Name the baby. A friend called me after my first miscarriage and gently asked if I would be interested in a book she had heard about,
Naming the Child: Hope-filled Reflections on Miscarriage, Stillbirth and Infant Death, by Jenny Schroedel. She sent me a link so I could check out the description, and later gave the book to me. I found that choosing meaningful names for my babies helped me feel more connected to them, which in turn gave me some desperately needed closure about losing them.
5.
Women and men grieve differently. My husband was not devastated the way I was at the loss of either baby. Rather than being resentful, I was grateful because he was stronger than me and I could lean on him. I learned to ask specifically for what I needed to work through my own grief, and I did my best to ask Jim about his own feelings and respect his needs. My biggest mistake was holding back my grief instead of sharing it with him as fully as I needed to. Months after my miscarriage, I was worried he wouldn't understand why I was still hurting or would think I just needed to get over it, so for a long time I didn't share my feelings with him--which was unfair to both him and me.

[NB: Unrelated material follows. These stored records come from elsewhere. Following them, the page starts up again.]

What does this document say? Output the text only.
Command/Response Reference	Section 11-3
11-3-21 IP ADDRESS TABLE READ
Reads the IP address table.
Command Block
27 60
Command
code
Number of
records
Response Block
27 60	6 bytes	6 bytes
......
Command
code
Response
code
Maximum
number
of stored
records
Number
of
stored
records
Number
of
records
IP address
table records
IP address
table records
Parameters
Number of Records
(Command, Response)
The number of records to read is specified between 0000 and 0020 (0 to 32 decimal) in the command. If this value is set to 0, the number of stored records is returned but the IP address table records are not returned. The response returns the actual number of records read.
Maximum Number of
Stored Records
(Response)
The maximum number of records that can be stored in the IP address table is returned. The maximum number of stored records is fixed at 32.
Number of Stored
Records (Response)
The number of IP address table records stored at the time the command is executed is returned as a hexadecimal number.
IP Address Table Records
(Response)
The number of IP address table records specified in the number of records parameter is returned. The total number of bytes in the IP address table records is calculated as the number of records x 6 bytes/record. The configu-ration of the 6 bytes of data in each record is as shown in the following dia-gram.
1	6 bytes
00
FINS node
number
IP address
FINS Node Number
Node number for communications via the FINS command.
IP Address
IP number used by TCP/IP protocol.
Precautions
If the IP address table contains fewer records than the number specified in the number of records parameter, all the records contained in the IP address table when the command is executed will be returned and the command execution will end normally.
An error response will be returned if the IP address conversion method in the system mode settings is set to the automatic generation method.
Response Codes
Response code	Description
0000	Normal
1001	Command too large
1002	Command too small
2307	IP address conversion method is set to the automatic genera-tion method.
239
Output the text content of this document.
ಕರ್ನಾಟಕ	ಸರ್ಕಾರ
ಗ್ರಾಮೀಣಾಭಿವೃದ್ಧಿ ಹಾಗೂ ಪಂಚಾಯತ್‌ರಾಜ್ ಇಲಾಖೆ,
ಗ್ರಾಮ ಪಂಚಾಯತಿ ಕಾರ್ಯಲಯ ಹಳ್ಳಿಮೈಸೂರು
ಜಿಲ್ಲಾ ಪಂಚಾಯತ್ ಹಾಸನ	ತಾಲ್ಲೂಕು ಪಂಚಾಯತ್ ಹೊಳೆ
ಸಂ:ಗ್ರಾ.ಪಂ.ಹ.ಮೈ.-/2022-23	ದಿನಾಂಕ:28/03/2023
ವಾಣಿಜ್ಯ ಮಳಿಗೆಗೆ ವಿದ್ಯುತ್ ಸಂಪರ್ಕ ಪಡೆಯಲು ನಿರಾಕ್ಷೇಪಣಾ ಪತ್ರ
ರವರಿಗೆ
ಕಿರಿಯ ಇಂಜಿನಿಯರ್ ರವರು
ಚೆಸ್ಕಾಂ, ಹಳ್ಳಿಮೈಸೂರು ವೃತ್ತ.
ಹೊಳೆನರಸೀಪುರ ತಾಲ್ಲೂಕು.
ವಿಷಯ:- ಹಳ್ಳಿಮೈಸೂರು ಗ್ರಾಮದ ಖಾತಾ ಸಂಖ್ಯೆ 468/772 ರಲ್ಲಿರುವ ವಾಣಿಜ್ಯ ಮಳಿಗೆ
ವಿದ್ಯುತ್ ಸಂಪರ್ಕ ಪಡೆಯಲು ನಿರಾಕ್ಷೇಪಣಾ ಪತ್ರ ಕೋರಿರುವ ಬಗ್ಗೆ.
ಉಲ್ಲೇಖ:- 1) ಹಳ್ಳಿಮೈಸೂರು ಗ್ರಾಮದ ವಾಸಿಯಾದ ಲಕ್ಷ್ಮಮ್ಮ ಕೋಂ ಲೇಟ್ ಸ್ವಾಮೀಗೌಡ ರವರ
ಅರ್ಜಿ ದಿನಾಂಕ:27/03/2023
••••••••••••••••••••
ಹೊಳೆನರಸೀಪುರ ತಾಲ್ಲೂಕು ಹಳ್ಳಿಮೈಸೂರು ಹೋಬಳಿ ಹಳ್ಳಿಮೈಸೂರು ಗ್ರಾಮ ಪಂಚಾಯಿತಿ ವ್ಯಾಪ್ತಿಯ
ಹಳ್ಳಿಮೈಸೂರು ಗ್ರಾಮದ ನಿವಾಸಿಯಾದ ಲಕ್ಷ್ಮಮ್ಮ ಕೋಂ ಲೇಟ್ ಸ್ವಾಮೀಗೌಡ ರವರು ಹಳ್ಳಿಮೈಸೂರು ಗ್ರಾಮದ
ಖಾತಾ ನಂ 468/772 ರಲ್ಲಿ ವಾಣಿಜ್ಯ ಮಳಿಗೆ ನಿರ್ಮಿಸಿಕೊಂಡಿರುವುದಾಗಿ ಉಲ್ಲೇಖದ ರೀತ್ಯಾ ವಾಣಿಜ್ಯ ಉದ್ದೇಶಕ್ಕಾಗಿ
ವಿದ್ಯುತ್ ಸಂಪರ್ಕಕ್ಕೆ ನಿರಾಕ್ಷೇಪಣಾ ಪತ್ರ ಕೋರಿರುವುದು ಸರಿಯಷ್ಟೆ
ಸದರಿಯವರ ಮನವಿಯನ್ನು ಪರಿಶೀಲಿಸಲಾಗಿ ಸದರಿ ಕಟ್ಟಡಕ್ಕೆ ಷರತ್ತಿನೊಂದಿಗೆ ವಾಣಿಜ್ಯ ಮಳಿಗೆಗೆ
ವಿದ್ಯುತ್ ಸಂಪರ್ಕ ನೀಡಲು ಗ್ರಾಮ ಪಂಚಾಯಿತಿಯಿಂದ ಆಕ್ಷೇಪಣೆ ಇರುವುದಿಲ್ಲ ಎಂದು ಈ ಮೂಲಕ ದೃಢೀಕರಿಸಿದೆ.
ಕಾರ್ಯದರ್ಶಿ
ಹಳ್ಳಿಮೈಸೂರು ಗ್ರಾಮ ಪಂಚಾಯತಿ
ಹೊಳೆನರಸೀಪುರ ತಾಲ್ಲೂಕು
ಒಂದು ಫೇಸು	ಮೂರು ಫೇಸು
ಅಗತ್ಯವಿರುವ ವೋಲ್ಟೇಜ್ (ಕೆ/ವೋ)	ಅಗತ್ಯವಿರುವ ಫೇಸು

Once I opened up, I was able to move forward with healing inside.
6.
Healing takes time. Lots and lots of time. With both miscarriages, I reached a certain point where I told myself, "You should be over this by now. Move on." Later, I came to realize that getting on with the day-to-day business of my life--caring for myself, my family, my home and my other obligations--could happen while I was still grieving. I tried hard to be open with my kids about what I was going through so that they would know it was okay to talk about their own feelings of sadness. I took small steps at re-entering society: shopping at the grocery store, taking my kids to the park, going to the library. Sometimes I found I was doing too much too soon; I wasn't ready to see my pregnant friends and all the babies at church, so I stayed home on Sundays. For weeks. I didn't put a statute of limitations on my sadness, and I found that letting it take as long as it needed to allowed me to grieve more fully and ultimately, to heal more fully.